Me encanta que me hagas esta pregunta. Lo más duro no fue el idioma ni los trámites de visa. Fue entrar a una sala y que nadie supiera ni quién eras, ni el despacho de abogados en el que habías trabajado, ni la universidad en la que habías estudiado, porque nada de lo que había hecho era americano. Volver a empezar desde cero después de haber construido una reputación profesional sólida en España. Aprendí que mi historia era mi presentación, que el acento no era una disculpa sino una credencial. Y por supuesto, a sentirme muy orgullosa de ser española. Y cuando empecé a ver que muchas otras profesionales latinas o hispanas vivían exactamente lo mismo, solas en un país sin su comunidad que las apoyara, entendí que había una gran oportunidad para crear HiExec.

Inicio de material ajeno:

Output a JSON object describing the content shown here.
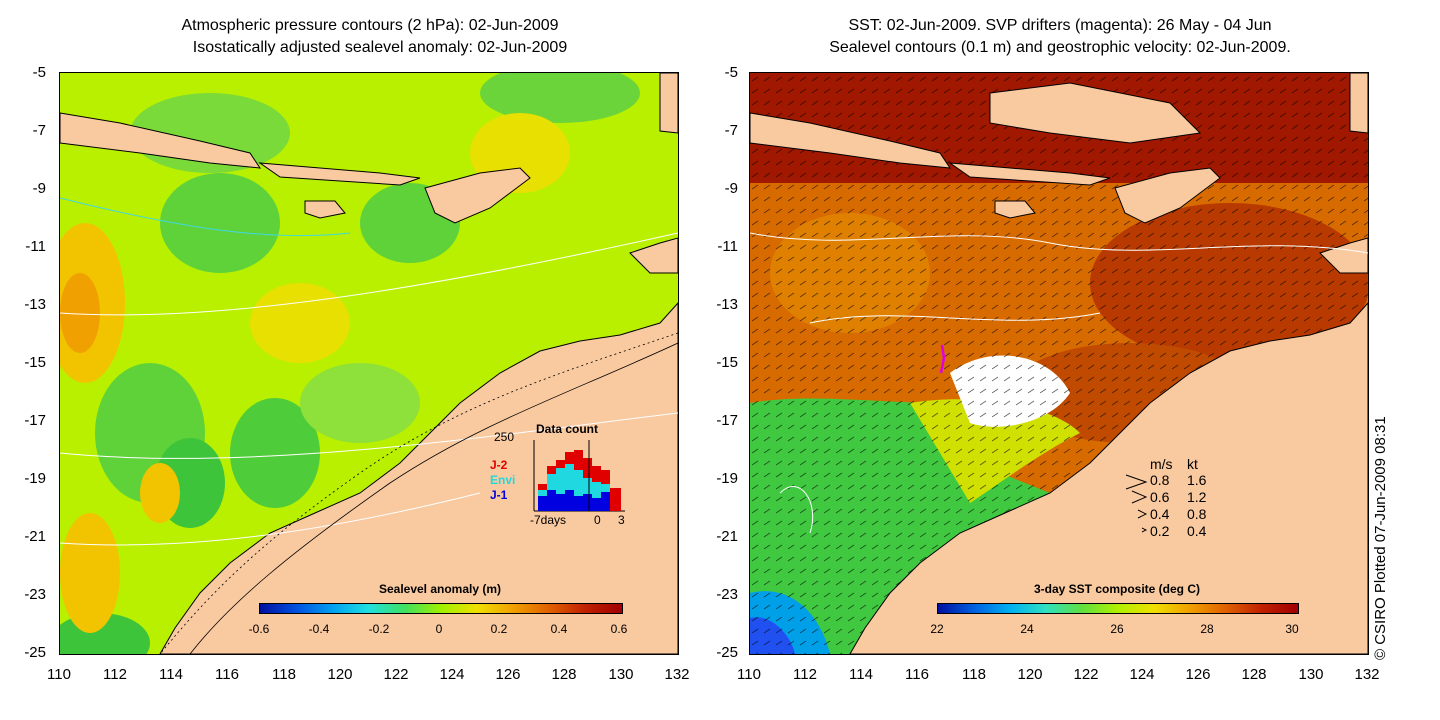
{
  "left_panel": {
    "title_line1": "Atmospheric pressure contours (2 hPa): 02-Jun-2009",
    "title_line2": "Isostatically adjusted sealevel anomaly: 02-Jun-2009",
    "colorbar_title": "Sealevel anomaly (m)",
    "colorbar_ticks": [
      "-0.6",
      "-0.4",
      "-0.2",
      "0",
      "0.2",
      "0.4",
      "0.6"
    ],
    "inset": {
      "y_max_label": "250",
      "title": "Data count",
      "legend": [
        "J-2",
        "Envi",
        "J-1"
      ],
      "x_labels": [
        "-7days",
        "0",
        "3"
      ]
    }
  },
  "right_panel": {
    "title_line1": "SST: 02-Jun-2009. SVP drifters (magenta): 26 May - 04 Jun",
    "title_line2": "Sealevel contours (0.1 m) and geostrophic velocity: 02-Jun-2009.",
    "colorbar_title": "3-day SST composite (deg C)",
    "colorbar_ticks": [
      "22",
      "24",
      "26",
      "28",
      "30"
    ],
    "velocity_key": {
      "header_ms": "m/s",
      "header_kt": "kt",
      "rows": [
        {
          "ms": "0.8",
          "kt": "1.6"
        },
        {
          "ms": "0.6",
          "kt": "1.2"
        },
        {
          "ms": "0.4",
          "kt": "0.8"
        },
        {
          "ms": "0.2",
          "kt": "0.4"
        }
      ]
    }
  },
  "axes": {
    "y_labels": [
      "-5",
      "-7",
      "-9",
      "-11",
      "-13",
      "-15",
      "-17",
      "-19",
      "-21",
      "-23",
      "-25"
    ],
    "x_labels": [
      "110",
      "112",
      "114",
      "116",
      "118",
      "120",
      "122",
      "124",
      "126",
      "128",
      "130",
      "132"
    ]
  },
  "credit": "© CSIRO Plotted 07-Jun-2009 08:31",
  "colors": {
    "land": "#f9c9a0",
    "sla_base": "#b8f000",
    "sst_warm": "#d86b00",
    "sst_hot": "#a01800",
    "magenta": "#e000e0"
  }
}
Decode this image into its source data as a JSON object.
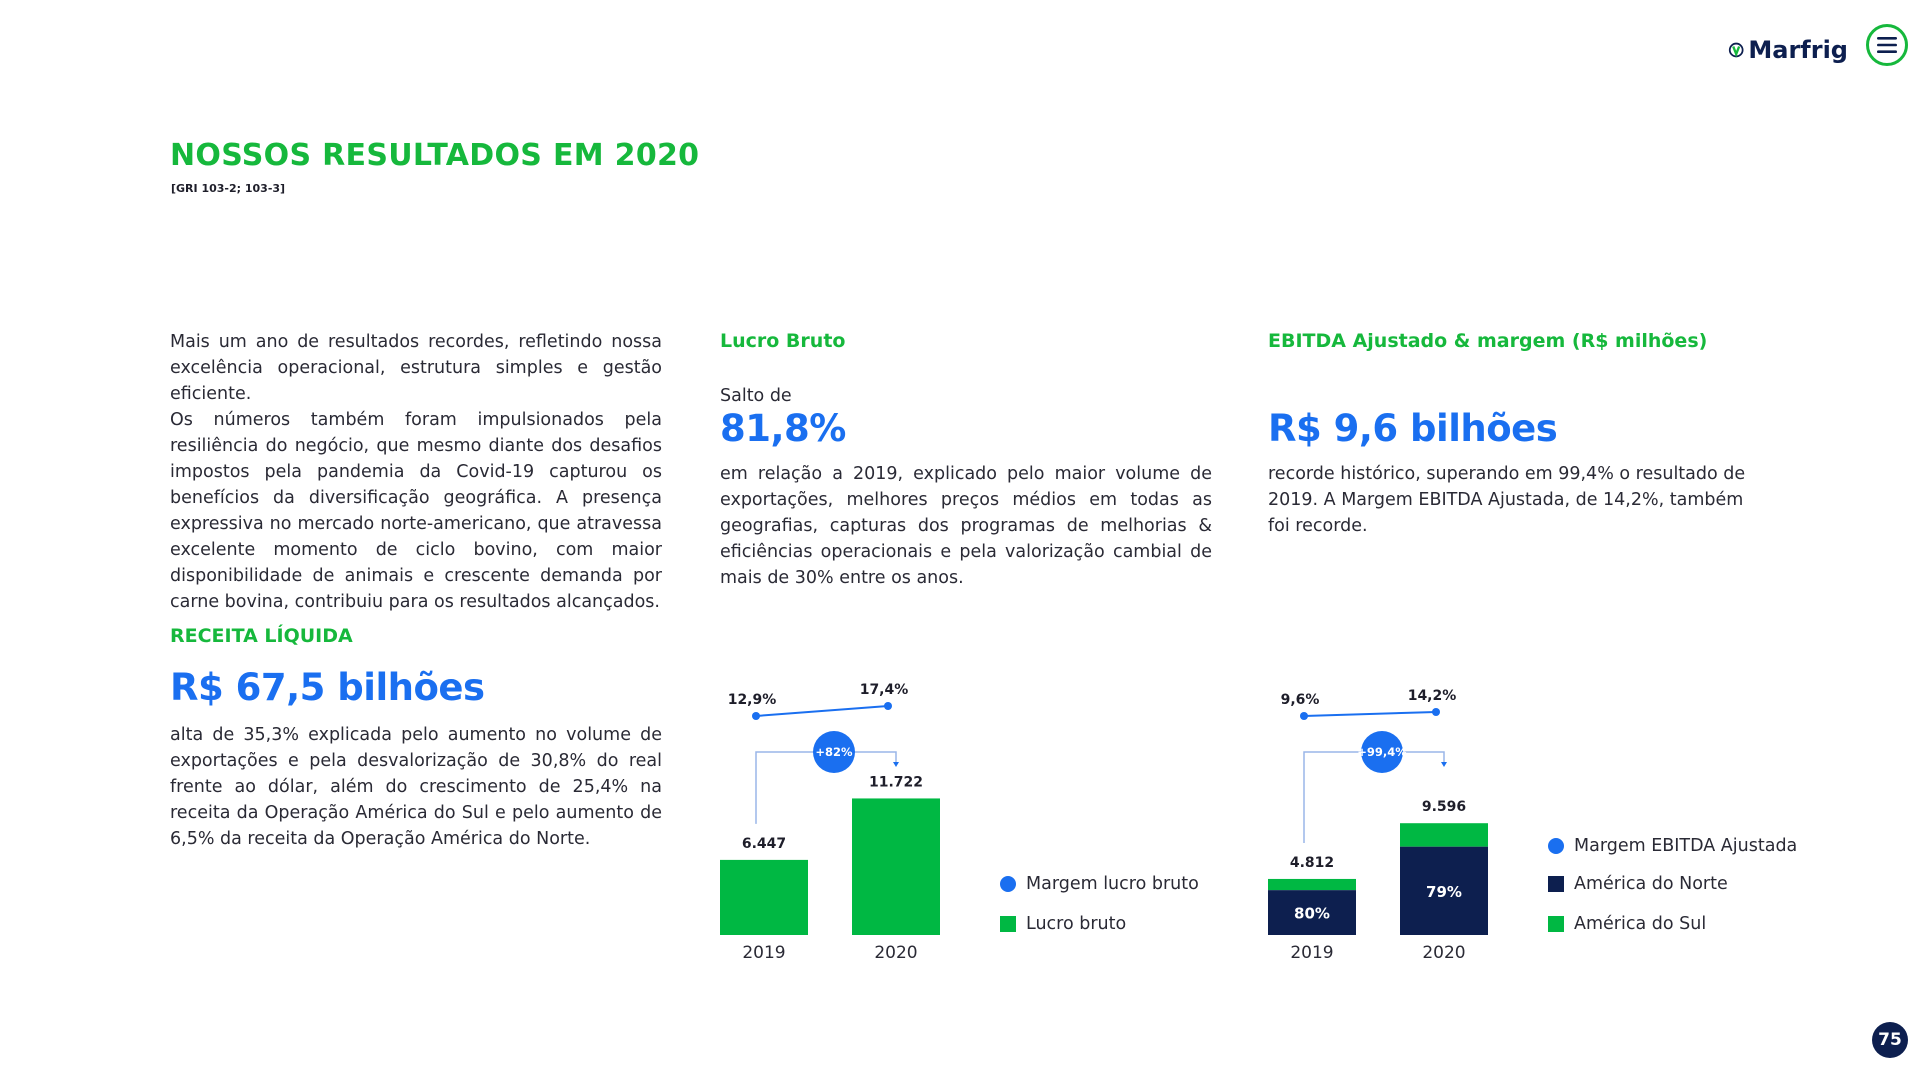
{
  "header": {
    "logo_text": "Marfrig",
    "menu_icon": "hamburger-icon",
    "brand_green": "#16b83c",
    "brand_navy": "#0d1f4f",
    "accent_blue": "#1a6ff0"
  },
  "title": "NOSSOS RESULTADOS EM 2020",
  "gri": "[GRI 103-2; 103-3]",
  "intro": {
    "p1": "Mais um ano de resultados recordes, refletindo nossa excelência operacional, estrutura simples e gestão eficiente.",
    "p2": "Os números também foram impulsionados pela resiliência do negócio, que mesmo diante dos desafios impostos pela pandemia da Covid-19 capturou os benefícios da diversificação geográfica. A presença expressiva no mercado norte-americano, que atravessa excelente momento de ciclo bovino, com maior disponibilidade de animais e crescente demanda por carne bovina, contribuiu para os resultados alcançados."
  },
  "receita": {
    "title": "RECEITA LÍQUIDA",
    "value": "R$ 67,5 bilhões",
    "text": "alta de 35,3% explicada pelo aumento no volume de exportações e pela desvalorização de 30,8% do real frente ao dólar, além do crescimento de 25,4% na receita da Operação América do Sul e pelo aumento de 6,5% da receita da Operação América do Norte."
  },
  "lucro": {
    "title": "Lucro Bruto",
    "pre": "Salto de",
    "value": "81,8%",
    "text": "em relação a 2019, explicado pelo maior volume de exportações, melhores preços médios em todas as geografias, capturas dos programas de melhorias & eficiências operacionais e pela valorização cambial de mais de 30% entre os anos."
  },
  "ebitda": {
    "title": "EBITDA Ajustado & margem (R$ milhões)",
    "value": "R$ 9,6 bilhões",
    "text": "recorde histórico, superando em 99,4% o resultado de 2019. A Margem EBITDA Ajustada, de 14,2%, também foi recorde."
  },
  "chart_data": [
    {
      "type": "bar",
      "categories": [
        "2019",
        "2020"
      ],
      "series": [
        {
          "name": "Lucro bruto",
          "values": [
            6447,
            11722
          ],
          "labels": [
            "6.447",
            "11.722"
          ],
          "color": "#00b843"
        },
        {
          "name": "Margem lucro bruto",
          "values": [
            12.9,
            17.4
          ],
          "labels": [
            "12,9%",
            "17,4%"
          ],
          "color": "#1a6ff0"
        }
      ],
      "growth_label": "+82%"
    },
    {
      "type": "bar",
      "categories": [
        "2019",
        "2020"
      ],
      "series": [
        {
          "name": "América do Norte",
          "share": [
            0.8,
            0.79
          ],
          "labels": [
            "80%",
            "79%"
          ],
          "color": "#0d1f4f"
        },
        {
          "name": "América do Sul",
          "share": [
            0.2,
            0.21
          ],
          "color": "#00b843"
        },
        {
          "name": "Margem EBITDA Ajustada",
          "values": [
            9.6,
            14.2
          ],
          "labels": [
            "9,6%",
            "14,2%"
          ],
          "color": "#1a6ff0"
        }
      ],
      "totals": [
        4812,
        9596
      ],
      "total_labels": [
        "4.812",
        "9.596"
      ],
      "growth_label": "+99,4%"
    }
  ],
  "page_number": "75"
}
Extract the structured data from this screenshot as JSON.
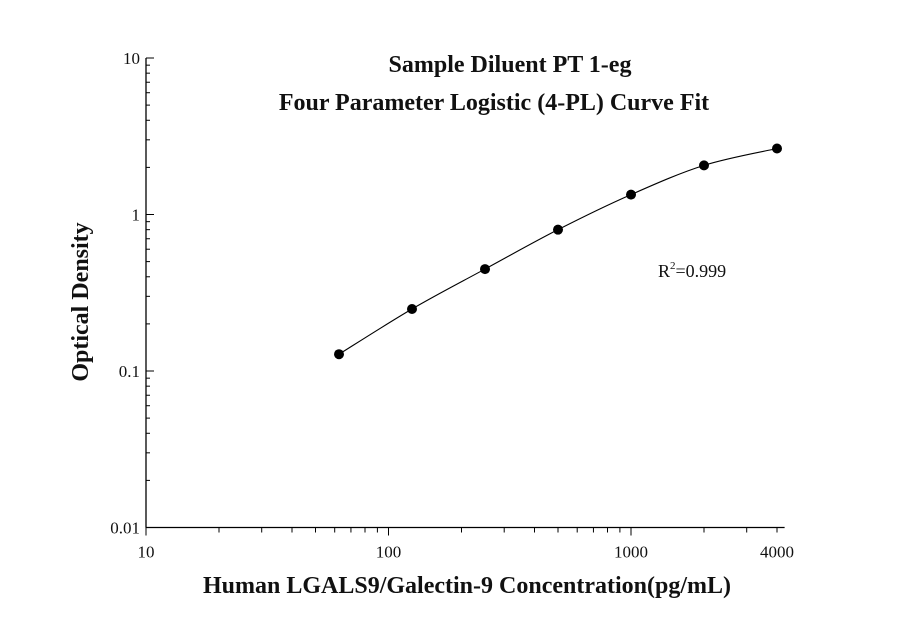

HiExec es una plataforma para conectar a hispanas, latinas, españolas y cualquier profesional con vínculo profundo con el mundo hispanohablante. Nuestra misión es crear una red de confianza donde las hispanas conecten, compartan conocimiento y se abran puertas mutuamente, reuniendo a líderes consolidadas de distintos sectores.
Lo significativo de HiExec no es solo su misión, sino su momento: nace precisamente cuando el clima político en EEUU se endurece y cuando los datos de representación marcan mínimos históricos para las hispanas. Traemos a ejecutivas líderes a dar conferencias, les damos visibilidad a través de entrevistas y organizamos eventos presenciales. No es un grupo de apoyo: es una red de alto nivel donde las ejecutivas hispanas se conectan, se abren puertas y construyen alianzas de forma estratégica.
Y aprovecho para lanzar una invitación directa: si eres una ejecutiva hispana en Nueva York, HiExec es tu comunidad.

“Las mejores cosas que te pasan en la vida, no llegas ni a imaginarlas”.
Una carrera que no ha parado de reinventarse. ¿Qué queda cuando cierra el ordenador, y qué le diría hoy a una abogada española de treinta años que está mirando hacia el otro lado del Atlántico?
Cuando cierro el ordenador, tengo lo más bonito de mi vida: mi marido y mi hijo. Ellos son lo que le da sentido a todo lo demás, y la razón por la que cada mañana vuelvo a abrir el ordenador con ganas.
A una abogada treintañera que quiere venirse a este lado del Atlántico le diría: ¡DA EL SALTO! No importa que seas abogada, que seas ingeniera, que seas profesora, Estados Unidos a pesar de todo lo que se lee en las noticias en cuanto a política y demás, sigue siendo el país de las oportunidades.